- Patterson House
- U.S. National Register of Historic Places
- Location: 841 W 8th St., Larned, Kansas
- Coordinates: 38°10′53″N 99°6′32″W﻿ / ﻿38.18139°N 99.10889°W
- Area: less than one acre
- Built: 1949
- Architect: Brack Implements, Great Bend, KS
- Architectural style: Modern Movement, Westchester Deluxe Lustron
- MPS: Lustron Houses of Kansas MPS
- NRHP reference No.: 01000189
- Added to NRHP: March 2, 2001

= Patterson House (Larned, Kansas) =

Historic house in Kansas, United States

The Patterson House in Larned, Kansas is a three-bedroom Lustron house built in 1949. Together with its matching Lustron garage, it was listed on the National Register of Historic Places in 2001.

It was built by Great Bend, Kansas, Lustron dealer Don Brack in 1949 and would have cost somewhat more than $10,500. All exterior surfaces and walls and ceilings inside the house are porcelain enamel steel. It has an original built-in dining room china cabinet and pass-through to the kitchen, which identifies the house as a "Deluxe" edition of Lustron's Westchester house model. Other porcelain enamel built-in features include bookcases, a mirrored vanity, and closets and overhead storage.

It is a front-gabled, 31 by 39 ft house with "Dove Gray" walls, white trim, and a green roof.

The two-car Lustron garage, like the house, is front-gabled and sits on a concrete slab foundation.

The property was deemed notable in 2001 as "an excellent and rare example of a three-bedroom Westchester Deluxe Lustron with an accompanying Lustron garage." A red brick wall holding an outdoor brick fireplace connects the house and garage and defines an outdoor patio area; this is compatible with intentions of Lustron designers for renovations to be added and does not detract from the historic integrity of the property.

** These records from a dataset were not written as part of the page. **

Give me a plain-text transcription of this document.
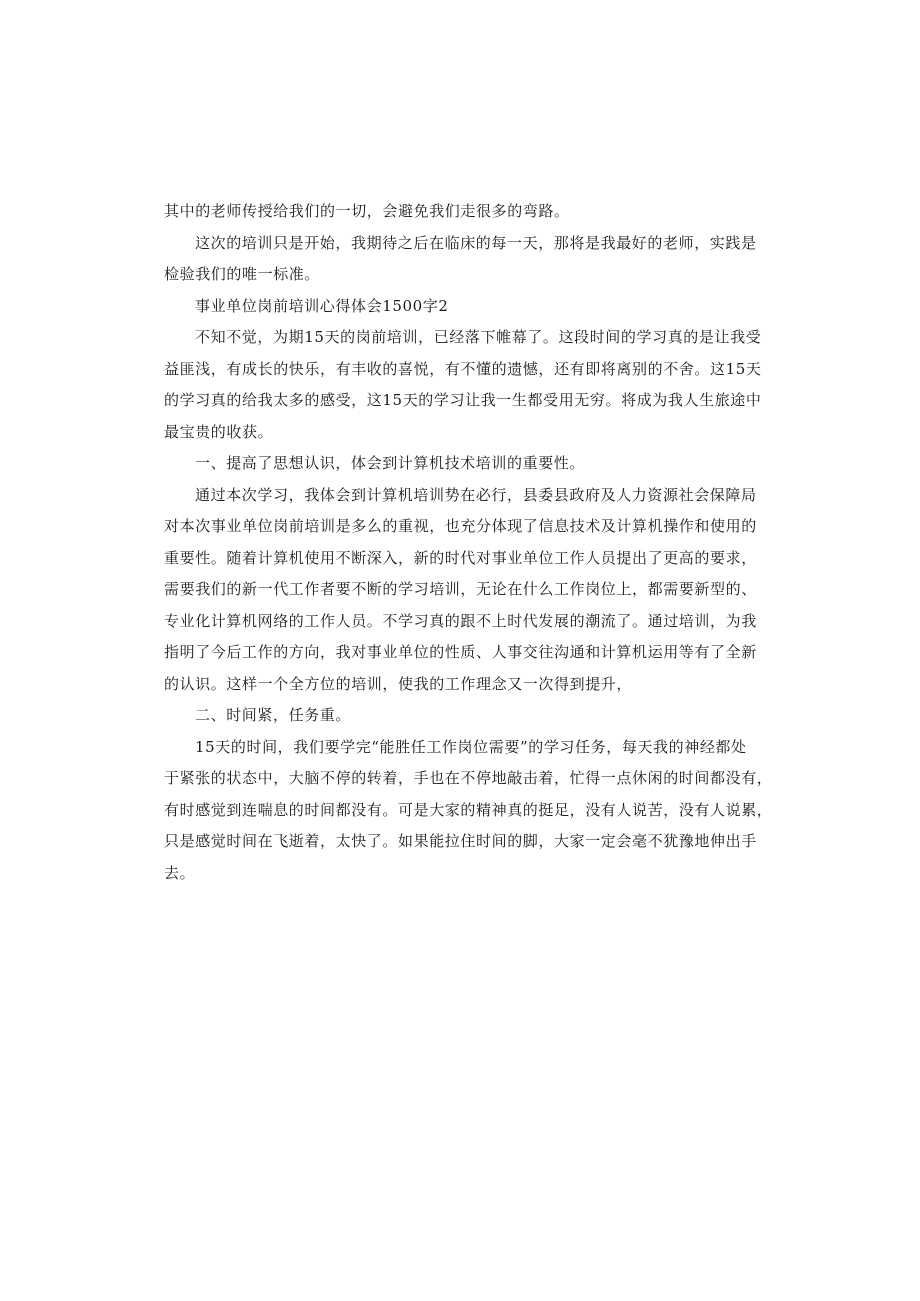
其中的老师传授给我们的一切，会避免我们走很多的弯路。
这次的培训只是开始，我期待之后在临床的每一天，那将是我最好的老师，实践是
检验我们的唯一标准。
事业单位岗前培训心得体会1500字2
不知不觉，为期15天的岗前培训，已经落下帷幕了。这段时间的学习真的是让我受
益匪浅，有成长的快乐，有丰收的喜悦，有不懂的遗憾，还有即将离别的不舍。这15天
的学习真的给我太多的感受，这15天的学习让我一生都受用无穷。将成为我人生旅途中
最宝贵的收获。
一、提高了思想认识，体会到计算机技术培训的重要性。
通过本次学习，我体会到计算机培训势在必行，县委县政府及人力资源社会保障局
对本次事业单位岗前培训是多么的重视，也充分体现了信息技术及计算机操作和使用的
重要性。随着计算机使用不断深入，新的时代对事业单位工作人员提出了更高的要求，
需要我们的新一代工作者要不断的学习培训，无论在什么工作岗位上，都需要新型的、
专业化计算机网络的工作人员。不学习真的跟不上时代发展的潮流了。通过培训，为我
指明了今后工作的方向，我对事业单位的性质、人事交往沟通和计算机运用等有了全新
的认识。这样一个全方位的培训，使我的工作理念又一次得到提升，
二、时间紧，任务重。
15天的时间，我们要学完“能胜任工作岗位需要”的学习任务，每天我的神经都处
于紧张的状态中，大脑不停的转着，手也在不停地敲击着，忙得一点休闲的时间都没有，
有时感觉到连喘息的时间都没有。可是大家的精神真的挺足，没有人说苦，没有人说累，
只是感觉时间在飞逝着，太快了。如果能拉住时间的脚，大家一定会毫不犹豫地伸出手
去。
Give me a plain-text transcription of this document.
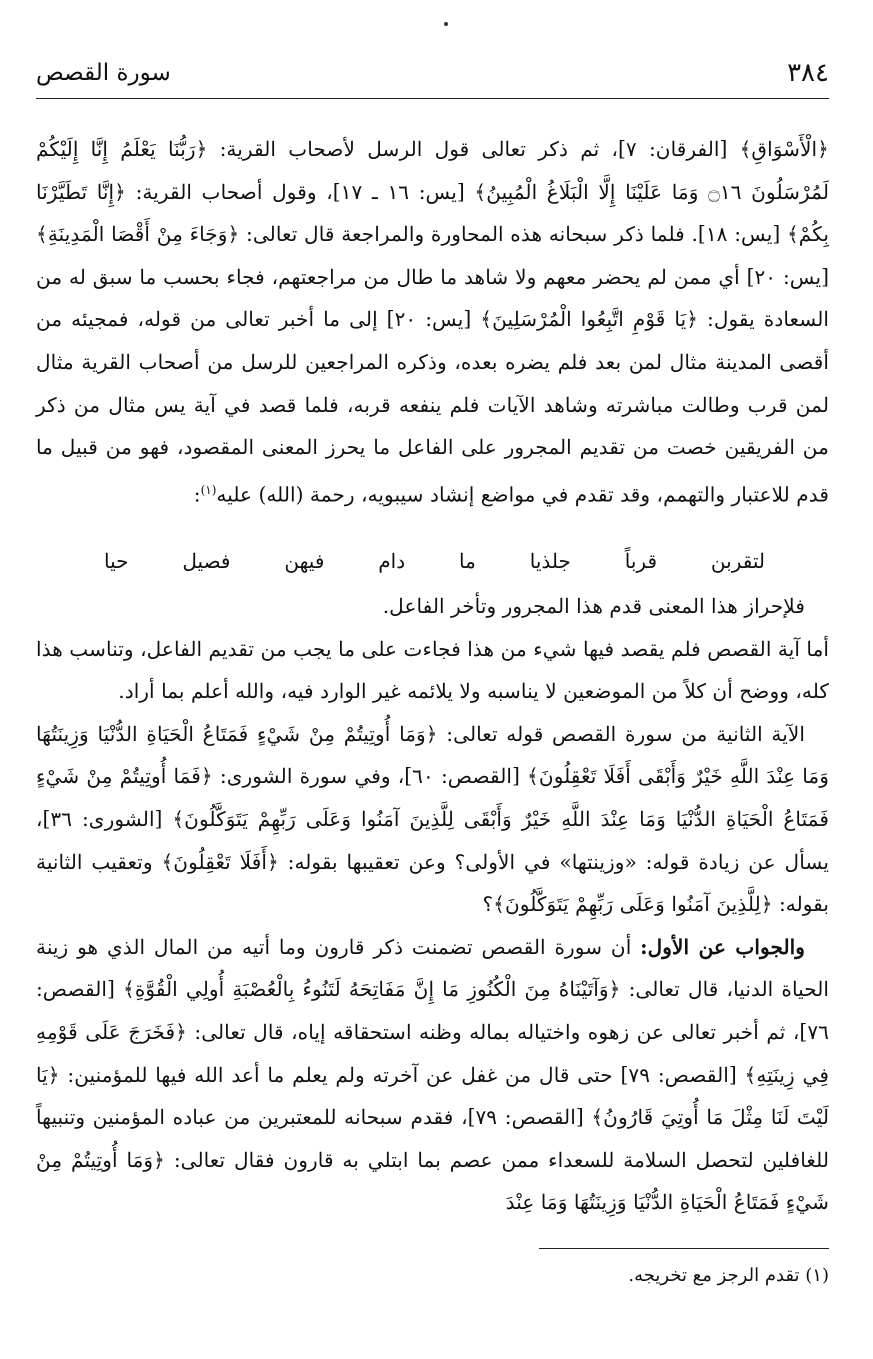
٣٨٤
سورة القصص

﴿الْأَسْوَاقِ﴾ [الفرقان: ٧]، ثم ذكر تعالى قول الرسل لأصحاب القرية: ﴿رَبُّنَا يَعْلَمُ إِنَّا إِلَيْكُمْ لَمُرْسَلُونَ ۝١٦ وَمَا عَلَيْنَا إِلَّا الْبَلَاغُ الْمُبِينُ﴾ [يس: ١٦ ـ ١٧]، وقول أصحاب القرية: ﴿إِنَّا تَطَيَّرْنَا بِكُمْ﴾ [يس: ١٨]. فلما ذكر سبحانه هذه المحاورة والمراجعة قال تعالى: ﴿وَجَاءَ مِنْ أَقْصَا الْمَدِينَةِ﴾ [يس: ٢٠] أي ممن لم يحضر معهم ولا شاهد ما طال من مراجعتهم، فجاء بحسب ما سبق له من السعادة يقول: ﴿يَا قَوْمِ اتَّبِعُوا الْمُرْسَلِينَ﴾ [يس: ٢٠] إلى ما أخبر تعالى من قوله، فمجيئه من أقصى المدينة مثال لمن بعد فلم يضره بعده، وذكره المراجعين للرسل من أصحاب القرية مثال لمن قرب وطالت مباشرته وشاهد الآيات فلم ينفعه قربه، فلما قصد في آية يس مثال من ذكر من الفريقين خصت من تقديم المجرور على الفاعل ما يحرز المعنى المقصود، فهو من قبيل ما قدم للاعتبار والتهمم، وقد تقدم في مواضع إنشاد سيبويه، رحمة (الله) عليه$^{(١)}$:

لتقربن قرباً جلذيا ما دام فيهن فصيل حيا

فلإحراز هذا المعنى قدم هذا المجرور وتأخر الفاعل.

أما آية القصص فلم يقصد فيها شيء من هذا فجاءت على ما يجب من تقديم الفاعل، وتناسب هذا كله، ووضح أن كلاً من الموضعين لا يناسبه ولا يلائمه غير الوارد فيه، والله أعلم بما أراد.

الآية الثانية من سورة القصص قوله تعالى: ﴿وَمَا أُوتِيتُمْ مِنْ شَيْءٍ فَمَتَاعُ الْحَيَاةِ الدُّنْيَا وَزِينَتُهَا وَمَا عِنْدَ اللَّهِ خَيْرٌ وَأَبْقَى أَفَلَا تَعْقِلُونَ﴾ [القصص: ٦٠]، وفي سورة الشورى: ﴿فَمَا أُوتِيتُمْ مِنْ شَيْءٍ فَمَتَاعُ الْحَيَاةِ الدُّنْيَا وَمَا عِنْدَ اللَّهِ خَيْرٌ وَأَبْقَى لِلَّذِينَ آمَنُوا وَعَلَى رَبِّهِمْ يَتَوَكَّلُونَ﴾ [الشورى: ٣٦]، يسأل عن زيادة قوله: «وزينتها» في الأولى؟ وعن تعقيبها بقوله: ﴿أَفَلَا تَعْقِلُونَ﴾ وتعقيب الثانية بقوله: ﴿لِلَّذِينَ آمَنُوا وَعَلَى رَبِّهِمْ يَتَوَكَّلُونَ﴾؟

والجواب عن الأول: أن سورة القصص تضمنت ذكر قارون وما أتيه من المال الذي هو زينة الحياة الدنيا، قال تعالى: ﴿وَآتَيْنَاهُ مِنَ الْكُنُوزِ مَا إِنَّ مَفَاتِحَهُ لَتَنُوءُ بِالْعُصْبَةِ أُولِي الْقُوَّةِ﴾ [القصص: ٧٦]، ثم أخبر تعالى عن زهوه واختياله بماله وظنه استحقاقه إياه، قال تعالى: ﴿فَخَرَجَ عَلَى قَوْمِهِ فِي زِينَتِهِ﴾ [القصص: ٧٩] حتى قال من غفل عن آخرته ولم يعلم ما أعد الله فيها للمؤمنين: ﴿يَا لَيْتَ لَنَا مِثْلَ مَا أُوتِيَ قَارُونُ﴾ [القصص: ٧٩]، فقدم سبحانه للمعتبرين من عباده المؤمنين وتنبيهاً للغافلين لتحصل السلامة للسعداء ممن عصم بما ابتلي به قارون فقال تعالى: ﴿وَمَا أُوتِيتُمْ مِنْ شَيْءٍ فَمَتَاعُ الْحَيَاةِ الدُّنْيَا وَزِينَتُهَا وَمَا عِنْدَ

(١) تقدم الرجز مع تخريجه.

The first owners, Harold and Alice Patterson, raised five children in the home. Donald and Joanne Reep bought the house in 1964. Mrs. Reep recalled taking the kitchen cabinets to an auto body shop to repair, after a kitchen fire, and appreciated the "'indestructible'" Lustron roof. In 2000, Mrs. Reep worked as a realtor in Larned, Kansas and reportedly knew at least one Lustron owner who valued the durability of Lustron houses for rental property.

Only about 2,500 Lustrons were ever manufactured.